Over the last year, Kimberly Fuhrman '22 (Clinton) and senior Daniel Oluwarotimi (Lagos, Nigeria) studied how Alzheimer’s Disease begins and progresses. Their research was supported by South Carolina Independent Colleges & Universities’ 2022 Undergraduate Student & Faculty Research Program. They presented their findings Feb. 16 at the consortium’s symposium in Spartanburg.


“What is really exciting is that this research brings mammalian cell culture to Newberry College, a powerful tool that has not been successfully offered here before,” said Dr. Lindsy Boateng, assistant professor of biology and the students’ research advisor. “This opens the door for many new opportunities in cell biology and genetics research that can be expanded to environmental impacts and developmental studies as well.”

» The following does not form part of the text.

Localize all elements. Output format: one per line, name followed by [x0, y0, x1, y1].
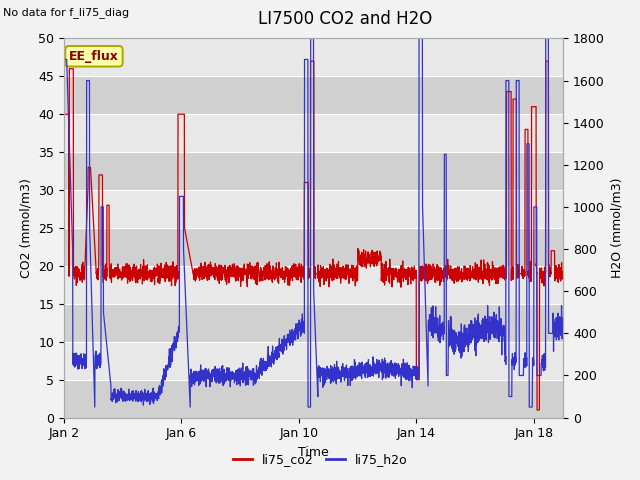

Fuhrman and Oluwarotimi examined how two cellular proteins — p53 and Tau, which are associated with cancer and with Alzheimer's Disease — interact under various conditions. The first, p53, controls the cell division cycle and prevents uncontrolled cell growth that leads to cancer. The second, Tau, forms abnormal aggregates that partially explain why brain cells gradually die off in Alzheimer's.


“If we figure out how the protein tangles form in the first place, we may provide insight into how to prevent Alzheimer's Disease, or at least its progression,” said Boateng.

Fuhrman examined the location of the proteins using a fluorescence microscope in a dark room, and watched for changes in movement patterns under different conditions. Oluwarotimi examined the interactions between these proteins using protein purification and detection techniques.


“Their results suggest that we may have detected an interaction, but this research needs to continue to confirm the results and perform more experiments,” said Boateng.


SCICU provided $8,868 to support the research, which began in summer 2022 and ran through the fall. The consortium advocates on behalf of 21 private institutions across South Carolina.


Photos: (Top) Oluwarotimi at work in the lab; (Right) Boateng, Oluwarotimi and Fuhrman at the SCICU Symposium, Feb. 16, 2023.